Esed rejiminin yıllardır şişirdiği ve aylık 20 dolar maaş verdiği devlet memurlarının görevden çıkarılmasını eleştiriyorlar. İnsanların ailelerini nasıl geçindireceğini soruyorlar.
Bu memurların gerçekten çalışmadığından veya asıl mali gelirin, devlet memurluğu sayesinde alınan rüşvetlerden oluştuğuna değinmiyorlar.
Diğer ve belki de en önemli mesele ‘geçiş adaleti’ diye isimlendirilen süreç. Malum yıllarca Suriye’de çok sayıda suç işleyenlerin cezalandırılması gerekiyor.
Nusayriler de bu gerekliliği teyit ediyorlar. Suçlular yargılansın diyorlar. Ama bu sürecin bir cadı avına dönüşmesinden endişeliler; bu sebepten dolayı belirli ve şeffaf kriterlerin oluşturulması gerektiğini savunuyorlar. Suçluların özel oluşturulacak bir hâkim heyeti tarafından yargılanmasını istiyorlar.

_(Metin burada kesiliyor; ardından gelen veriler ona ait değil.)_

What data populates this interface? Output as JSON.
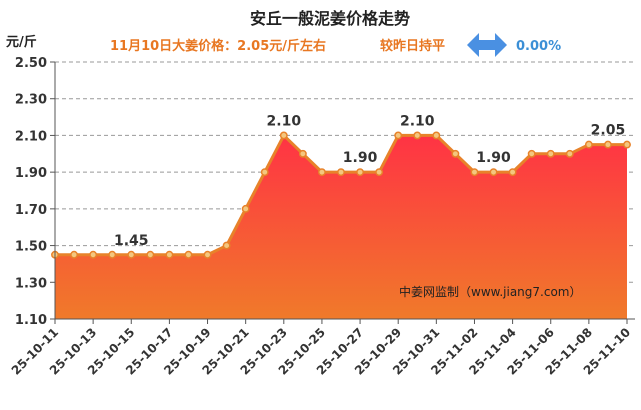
{
  "chart_data": {
    "type": "area",
    "title": "安丘一般泥姜价格走势",
    "subtitle": {
      "price_text": "11月10日大姜价格：2.05元/斤左右",
      "compare_text": "较昨日持平",
      "change_text": "0.00%"
    },
    "ylabel": "元/斤",
    "ylim": [
      1.1,
      2.5
    ],
    "yticks": [
      "1.10",
      "1.30",
      "1.50",
      "1.70",
      "1.90",
      "2.10",
      "2.30",
      "2.50"
    ],
    "x": [
      "25-10-11",
      "25-10-12",
      "25-10-13",
      "25-10-14",
      "25-10-15",
      "25-10-16",
      "25-10-17",
      "25-10-18",
      "25-10-19",
      "25-10-20",
      "25-10-21",
      "25-10-22",
      "25-10-23",
      "25-10-24",
      "25-10-25",
      "25-10-26",
      "25-10-27",
      "25-10-28",
      "25-10-29",
      "25-10-30",
      "25-10-31",
      "25-11-01",
      "25-11-02",
      "25-11-03",
      "25-11-04",
      "25-11-05",
      "25-11-06",
      "25-11-07",
      "25-11-08",
      "25-11-09",
      "25-11-10"
    ],
    "xtick_labels": [
      "25-10-11",
      "25-10-13",
      "25-10-15",
      "25-10-17",
      "25-10-19",
      "25-10-21",
      "25-10-23",
      "25-10-25",
      "25-10-27",
      "25-10-29",
      "25-10-31",
      "25-11-02",
      "25-11-04",
      "25-11-06",
      "25-11-08",
      "25-11-10"
    ],
    "values": [
      1.45,
      1.45,
      1.45,
      1.45,
      1.45,
      1.45,
      1.45,
      1.45,
      1.45,
      1.5,
      1.7,
      1.9,
      2.1,
      2.0,
      1.9,
      1.9,
      1.9,
      1.9,
      2.1,
      2.1,
      2.1,
      2.0,
      1.9,
      1.9,
      1.9,
      2.0,
      2.0,
      2.0,
      2.05,
      2.05,
      2.05
    ],
    "data_labels": [
      {
        "index": 4,
        "text": "1.45"
      },
      {
        "index": 12,
        "text": "2.10"
      },
      {
        "index": 16,
        "text": "1.90"
      },
      {
        "index": 19,
        "text": "2.10"
      },
      {
        "index": 23,
        "text": "1.90"
      },
      {
        "index": 29,
        "text": "2.05"
      }
    ],
    "watermark": "中姜网监制（www.jiang7.com）",
    "grid": "horizontal-dashed",
    "colors": {
      "title_orange": "#e87722",
      "compare_orange": "#e87722",
      "change_blue": "#3b8fd6",
      "arrow_blue": "#4a90e2",
      "line": "#e8822a",
      "marker_fill": "#f4c77e",
      "area_top": "#ff3344",
      "area_bottom": "#f07a2a"
    }
  }
}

Özellikle Nusayri köylerinde yeni Suriye ordusunun güvenlik operasyonlarından rahatsızlar. Zaman zaman yargısız infazların uygulandığından şikâyet ediyorlar fakat bunu söylerken yıllarca Nusayri oldukları için elde ettikleri özel ihtimamlardan asla bahsetmiyorlar veya eski rejim unsurlarının Nusayri köylerinde saklandığından ya da onlarca yeni Suriye ordusu mensubunun rejim hücreleri tarafından öldürüldüğünden de söz etmiyorlar.

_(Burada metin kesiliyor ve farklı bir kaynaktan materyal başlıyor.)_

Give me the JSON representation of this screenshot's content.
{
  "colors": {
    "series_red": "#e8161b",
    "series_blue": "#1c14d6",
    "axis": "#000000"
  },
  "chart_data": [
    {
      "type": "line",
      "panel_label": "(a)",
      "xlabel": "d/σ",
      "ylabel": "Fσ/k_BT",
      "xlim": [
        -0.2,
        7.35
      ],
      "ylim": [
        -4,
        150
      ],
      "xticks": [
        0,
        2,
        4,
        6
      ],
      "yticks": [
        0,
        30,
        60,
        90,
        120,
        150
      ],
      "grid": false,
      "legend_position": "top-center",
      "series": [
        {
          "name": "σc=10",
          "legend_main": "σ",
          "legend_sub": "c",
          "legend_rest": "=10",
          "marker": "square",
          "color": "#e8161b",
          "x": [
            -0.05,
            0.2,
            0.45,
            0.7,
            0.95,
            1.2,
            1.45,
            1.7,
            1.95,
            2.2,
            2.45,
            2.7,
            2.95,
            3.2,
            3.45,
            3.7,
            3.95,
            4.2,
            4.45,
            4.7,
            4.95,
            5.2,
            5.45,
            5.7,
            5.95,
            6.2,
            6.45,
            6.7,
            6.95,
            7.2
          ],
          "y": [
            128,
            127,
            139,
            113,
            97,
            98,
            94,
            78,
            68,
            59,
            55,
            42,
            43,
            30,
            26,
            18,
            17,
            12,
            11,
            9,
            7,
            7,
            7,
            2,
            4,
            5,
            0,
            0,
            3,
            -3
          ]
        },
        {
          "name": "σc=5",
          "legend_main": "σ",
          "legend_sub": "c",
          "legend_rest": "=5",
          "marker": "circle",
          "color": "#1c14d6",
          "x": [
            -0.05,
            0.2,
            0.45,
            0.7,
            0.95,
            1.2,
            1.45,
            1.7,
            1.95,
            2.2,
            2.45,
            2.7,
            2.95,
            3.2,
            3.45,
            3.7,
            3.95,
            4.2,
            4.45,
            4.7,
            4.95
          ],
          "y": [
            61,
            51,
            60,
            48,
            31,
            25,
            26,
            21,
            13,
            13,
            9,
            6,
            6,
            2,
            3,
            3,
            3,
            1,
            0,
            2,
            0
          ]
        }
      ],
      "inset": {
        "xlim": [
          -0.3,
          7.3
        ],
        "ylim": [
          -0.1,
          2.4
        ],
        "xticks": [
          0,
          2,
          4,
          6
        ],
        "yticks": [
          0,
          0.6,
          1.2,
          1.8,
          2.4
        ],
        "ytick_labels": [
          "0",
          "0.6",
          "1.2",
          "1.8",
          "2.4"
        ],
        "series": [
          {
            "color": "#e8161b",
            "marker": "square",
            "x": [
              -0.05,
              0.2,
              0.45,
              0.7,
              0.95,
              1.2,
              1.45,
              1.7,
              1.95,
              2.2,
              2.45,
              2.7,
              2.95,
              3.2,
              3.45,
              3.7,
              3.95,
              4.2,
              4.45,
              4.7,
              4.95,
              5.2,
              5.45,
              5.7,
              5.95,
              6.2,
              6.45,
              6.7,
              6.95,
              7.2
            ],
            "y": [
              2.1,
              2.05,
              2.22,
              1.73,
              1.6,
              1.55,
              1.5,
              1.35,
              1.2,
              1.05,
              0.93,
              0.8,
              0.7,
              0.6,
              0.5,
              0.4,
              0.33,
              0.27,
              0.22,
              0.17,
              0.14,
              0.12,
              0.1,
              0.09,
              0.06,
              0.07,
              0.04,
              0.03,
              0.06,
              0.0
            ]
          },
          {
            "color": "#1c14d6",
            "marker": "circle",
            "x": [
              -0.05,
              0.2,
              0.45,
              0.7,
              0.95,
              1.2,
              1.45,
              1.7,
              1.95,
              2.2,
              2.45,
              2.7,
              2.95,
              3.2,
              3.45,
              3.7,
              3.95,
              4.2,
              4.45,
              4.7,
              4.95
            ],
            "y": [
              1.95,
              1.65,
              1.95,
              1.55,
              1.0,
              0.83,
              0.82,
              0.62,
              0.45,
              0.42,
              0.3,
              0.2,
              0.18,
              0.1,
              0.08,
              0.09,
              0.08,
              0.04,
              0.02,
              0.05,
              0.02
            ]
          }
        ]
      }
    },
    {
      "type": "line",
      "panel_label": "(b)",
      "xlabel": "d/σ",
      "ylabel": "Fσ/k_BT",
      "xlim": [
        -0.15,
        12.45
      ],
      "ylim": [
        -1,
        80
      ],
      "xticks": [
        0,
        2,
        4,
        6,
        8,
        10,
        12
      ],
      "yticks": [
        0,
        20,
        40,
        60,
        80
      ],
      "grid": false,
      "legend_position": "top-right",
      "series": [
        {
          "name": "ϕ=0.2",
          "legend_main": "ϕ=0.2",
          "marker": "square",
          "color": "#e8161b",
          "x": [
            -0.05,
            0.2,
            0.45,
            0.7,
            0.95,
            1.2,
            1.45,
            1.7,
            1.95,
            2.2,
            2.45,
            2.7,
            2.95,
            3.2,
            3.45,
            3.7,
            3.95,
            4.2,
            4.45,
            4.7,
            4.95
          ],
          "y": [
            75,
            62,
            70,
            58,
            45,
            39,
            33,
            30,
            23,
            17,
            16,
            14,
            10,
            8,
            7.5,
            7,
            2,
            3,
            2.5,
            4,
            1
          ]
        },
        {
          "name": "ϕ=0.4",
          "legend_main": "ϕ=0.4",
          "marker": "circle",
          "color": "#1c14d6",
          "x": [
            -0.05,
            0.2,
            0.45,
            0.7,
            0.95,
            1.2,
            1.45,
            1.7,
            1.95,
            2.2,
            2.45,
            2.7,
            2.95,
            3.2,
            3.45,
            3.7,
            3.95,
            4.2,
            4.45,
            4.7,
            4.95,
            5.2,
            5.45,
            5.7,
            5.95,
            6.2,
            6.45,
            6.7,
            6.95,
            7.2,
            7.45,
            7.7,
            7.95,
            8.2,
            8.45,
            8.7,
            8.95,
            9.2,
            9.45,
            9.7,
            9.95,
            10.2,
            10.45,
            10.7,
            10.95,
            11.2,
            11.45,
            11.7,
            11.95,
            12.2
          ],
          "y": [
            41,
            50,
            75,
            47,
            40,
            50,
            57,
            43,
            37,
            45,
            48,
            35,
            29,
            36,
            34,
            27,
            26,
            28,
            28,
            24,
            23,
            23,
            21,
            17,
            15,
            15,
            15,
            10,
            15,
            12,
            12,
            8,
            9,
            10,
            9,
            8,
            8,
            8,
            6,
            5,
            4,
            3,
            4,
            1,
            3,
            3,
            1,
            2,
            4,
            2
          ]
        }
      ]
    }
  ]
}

Nasıl bir Suriye istiyorlar?
Bu sorunun cevabı çok net. Seküler ve demokratik bir Suriye istiyorlar.
Benim görüşüm:
Nusayrilerin Esed rejimi dönemindeki rolleriyle yüzleşmeden talepkâr olmaya devam etmeleri doğru değil. Bu durum, önümüzdeki süreçte yeni sosyal sorunlara yol açabilir.